In Marques v Delmar International ( 2016 ONSC 3448 CanLII ) Diamond J. properly found that entitlement to a bonus was to be calculated as of the end of the reasonable notice period, not the date of termination. The bonus plan guaranteed a ” minimum bonus of $25,000 after your first year of employment”
The Plaintiff first day of work was August 11, 2014. He was terminated on April 7, 2015.
After assessing the Bardal Principles the judge commented as follows:
The assessment of reasonable notice is certainly an art and not a science. The plaintiff’s age, management position and length of service all warrant consideration.

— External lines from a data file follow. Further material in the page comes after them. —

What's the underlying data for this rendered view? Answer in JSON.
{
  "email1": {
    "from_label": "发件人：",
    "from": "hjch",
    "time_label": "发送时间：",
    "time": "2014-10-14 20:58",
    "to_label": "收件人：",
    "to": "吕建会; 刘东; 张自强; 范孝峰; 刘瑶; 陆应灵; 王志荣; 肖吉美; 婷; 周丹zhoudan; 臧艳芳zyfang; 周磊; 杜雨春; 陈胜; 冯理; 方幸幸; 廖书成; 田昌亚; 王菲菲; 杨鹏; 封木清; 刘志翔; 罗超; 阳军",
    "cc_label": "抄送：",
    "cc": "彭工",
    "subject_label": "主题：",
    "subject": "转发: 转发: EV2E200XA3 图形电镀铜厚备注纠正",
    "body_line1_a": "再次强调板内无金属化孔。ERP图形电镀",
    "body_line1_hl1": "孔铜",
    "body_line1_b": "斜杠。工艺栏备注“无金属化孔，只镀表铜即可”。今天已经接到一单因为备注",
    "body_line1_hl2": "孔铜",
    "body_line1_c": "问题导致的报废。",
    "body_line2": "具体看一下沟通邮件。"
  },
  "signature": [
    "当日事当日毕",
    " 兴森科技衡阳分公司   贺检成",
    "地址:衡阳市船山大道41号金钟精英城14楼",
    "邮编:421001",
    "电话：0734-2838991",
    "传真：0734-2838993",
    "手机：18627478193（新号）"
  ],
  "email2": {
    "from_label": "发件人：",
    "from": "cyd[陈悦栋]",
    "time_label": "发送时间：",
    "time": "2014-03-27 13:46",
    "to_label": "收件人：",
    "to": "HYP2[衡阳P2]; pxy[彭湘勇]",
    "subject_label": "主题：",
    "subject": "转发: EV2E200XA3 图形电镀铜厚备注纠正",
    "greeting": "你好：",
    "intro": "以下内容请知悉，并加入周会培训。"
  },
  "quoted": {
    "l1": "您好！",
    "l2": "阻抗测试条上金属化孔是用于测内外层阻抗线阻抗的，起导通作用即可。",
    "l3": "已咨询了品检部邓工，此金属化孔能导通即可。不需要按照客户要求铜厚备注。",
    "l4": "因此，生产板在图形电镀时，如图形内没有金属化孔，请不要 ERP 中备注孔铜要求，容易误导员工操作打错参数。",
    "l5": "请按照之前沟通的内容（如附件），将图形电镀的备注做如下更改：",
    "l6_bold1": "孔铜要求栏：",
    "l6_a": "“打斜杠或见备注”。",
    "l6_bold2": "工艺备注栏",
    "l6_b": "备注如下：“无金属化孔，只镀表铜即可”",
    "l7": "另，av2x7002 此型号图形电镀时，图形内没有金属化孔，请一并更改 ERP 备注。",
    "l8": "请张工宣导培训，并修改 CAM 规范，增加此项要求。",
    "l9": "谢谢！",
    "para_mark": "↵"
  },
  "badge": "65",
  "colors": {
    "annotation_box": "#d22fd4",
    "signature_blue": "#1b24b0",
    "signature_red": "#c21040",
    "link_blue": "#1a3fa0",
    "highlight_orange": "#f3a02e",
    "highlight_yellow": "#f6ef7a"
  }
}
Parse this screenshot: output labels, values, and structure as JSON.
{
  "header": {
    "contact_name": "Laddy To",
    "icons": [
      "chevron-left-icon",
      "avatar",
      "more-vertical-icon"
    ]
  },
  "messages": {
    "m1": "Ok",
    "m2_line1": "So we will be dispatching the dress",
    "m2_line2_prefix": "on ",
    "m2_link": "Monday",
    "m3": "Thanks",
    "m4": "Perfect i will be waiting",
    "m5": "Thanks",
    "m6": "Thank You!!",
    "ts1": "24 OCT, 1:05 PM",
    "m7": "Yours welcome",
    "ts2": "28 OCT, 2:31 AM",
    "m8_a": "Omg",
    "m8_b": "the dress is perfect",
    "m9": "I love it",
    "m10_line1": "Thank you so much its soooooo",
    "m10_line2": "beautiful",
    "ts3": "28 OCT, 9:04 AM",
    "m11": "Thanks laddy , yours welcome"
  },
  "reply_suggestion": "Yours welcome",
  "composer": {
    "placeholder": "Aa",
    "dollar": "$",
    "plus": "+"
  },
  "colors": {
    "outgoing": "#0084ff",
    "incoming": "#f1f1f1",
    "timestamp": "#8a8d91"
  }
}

The cases provided by the plaintiff demonstrate a range of reasonable notice periods.
The judge awarded him four months notice taking his notice period to end on August 7, 2015, four days short of his one year anniversary.
The Judge then said :
This is short of the 12 month anniversary of the plaintiff’s commencement dates, and as such the guaranteed $25,000.00 minimum bonus payment is not due and payable by the defendant.
The Plaintiff submitted case law to support a notice period of 7 months. The Defendant submitted no case law at all on the issue of notice.
It gets even worse. In fact the Plaintiff mitigated his damages as of July 27, 2015 which was 3.5 months after termination. Therefore the only real reason for the trial was this bonus issue . The Judge properly determined that the fact that the employee gets a job earlier or later than the notice period is irrelevant ( OCA in Holland v Hostopia ( 2015 ONCA 762 Can LII) . He identified that the determination of the notice period is an art and not a science. In other words he had a broad discretion in setting the notice period.
He exercised that discretion in such a way that the plaintiff failed to get a minimum $25,000 bonus because he missed the mark by a lousy 4 days.
This Plaintiff won the battle but lost the war.